Summary
Accommodation to vote should be made for voters with special needs, including persons with disabilities.
Obligations
Election Parts
Issues
Quotes
- Ensure that persons with disabilities can effectively and fully participate in political and public life on an equal basis with others, directly or through freely chosen representatives, including the right and opportunity for persons with disabilities to vote and be elected, inter alia, by: i. Ensuring that voting procedures, facilities and materials are appropriate, accessible and easy to understand and use; ii. Protecting the right of persons with disabilities to vote by secret ballot in elections and public referendums without intimidation, and to stand for elections, to effectively hold office and perform all public functions at all levels of government, facilitating the use of assistive and new technologies where appropriate.
- It is unreasonable to restrict the right to vote on the ground of physical disability or to impose literacy, educational or property requirements. Party membership should not be a condition of eligibility to vote, nor a ground of disqualification.
- An effort should be made to design election materials that are accessible to disadvantaged voters such as the blind and the deaf. In the absence of these materials, assistance should be provided to enable such voters to vote.
- Handicapped or severely ill people must also have a chance to vote.
- Polling stations should be situated in venues that are accessible to all voters, especially the elderly and the people with disabilities.
- If a voter is unable to sign [the Voters' Register] because of a physical disability or the inability to write, then there will likely be a provision for them to be assisted in voting, either by a voter of their choice or a member of the Commission.
- Voters with special needs, including the disabled, the elderly, students, conscripts, workers (including migrant workers out of the country), foreign service personnel and prisoners who have retained voting rights, should be accommodated.
- [States should foster citizen participation in the electoral process by] guaranteeing that all possible means are used to make all polling stations accessible.

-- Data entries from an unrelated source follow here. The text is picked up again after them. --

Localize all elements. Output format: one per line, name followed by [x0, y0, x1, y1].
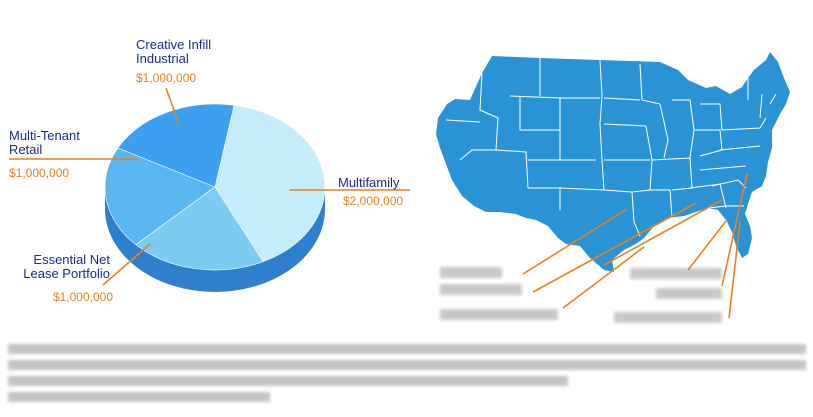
pie-leader-lines	[9, 87, 410, 286]
map-label-blurred	[656, 288, 722, 299]
pie-label-name: Multifamily	[338, 175, 400, 190]
pie-side	[105, 187, 325, 292]
pie-slices	[104, 103, 326, 271]
pie-side-wall	[105, 187, 325, 292]
united-states-map	[436, 52, 790, 272]
footnote-line-blurred	[8, 360, 806, 370]
pie-label-name: Lease Portfolio	[23, 266, 110, 281]
footnote-line-blurred	[8, 344, 806, 354]
pie-label-name: Industrial	[136, 51, 189, 66]
pie-label-value: $1,000,000	[9, 166, 69, 180]
pie-label-value: $1,000,000	[53, 290, 113, 304]
pie-slice-1	[135, 186, 264, 271]
pie-slice-2	[104, 147, 216, 246]
map-leader-lines	[522, 173, 748, 319]
footnote-line-blurred	[8, 392, 270, 402]
us-map-shape	[436, 52, 790, 272]
footnote-blurred	[8, 344, 806, 402]
map-label-blurred	[440, 309, 558, 320]
map-label-blurred	[440, 267, 502, 278]
pie-label-value: $2,000,000	[343, 194, 403, 208]
pie-label-name: Creative Infill	[136, 37, 211, 52]
footnote-line-blurred	[8, 376, 568, 386]
pie-labels: Multifamily $2,000,000 Essential NetLease …	[9, 37, 403, 304]
pie-label-name: Essential Net	[33, 252, 110, 267]
map-location-labels	[440, 267, 722, 323]
pie-leader-1	[102, 243, 151, 286]
pie-slice-3	[117, 103, 235, 188]
pie-label-name: Retail	[9, 142, 42, 157]
state-borders	[445, 58, 777, 237]
pie-chart	[104, 103, 326, 292]
map-label-blurred	[440, 284, 522, 295]
pie-slice-0	[214, 104, 326, 262]
map-label-blurred	[614, 312, 722, 323]
pie-label-name: Multi-Tenant	[9, 128, 80, 143]
pie-leader-3	[165, 87, 180, 125]
pie-label-value: $1,000,000	[136, 71, 196, 85]
map-label-blurred	[630, 268, 722, 279]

- Election laws may contain special provisions to facilitate voting by persons who are physically disabled, those in hospital or in prisons, those who are out of the country or who cannot come to the polling station for other valid reasons.
- States should foster citizen participation in the electoral process by] safeguarding the right to vote of vulnerable groups (people with disabilities, people who are illiterate, etc.) by adapting polling stations and voting material to their needs.
- There should be clear procedures for the provision of necessary assistance to disabled, illiterate and elderly voters that protect, as far as possible, their right to vote secretly.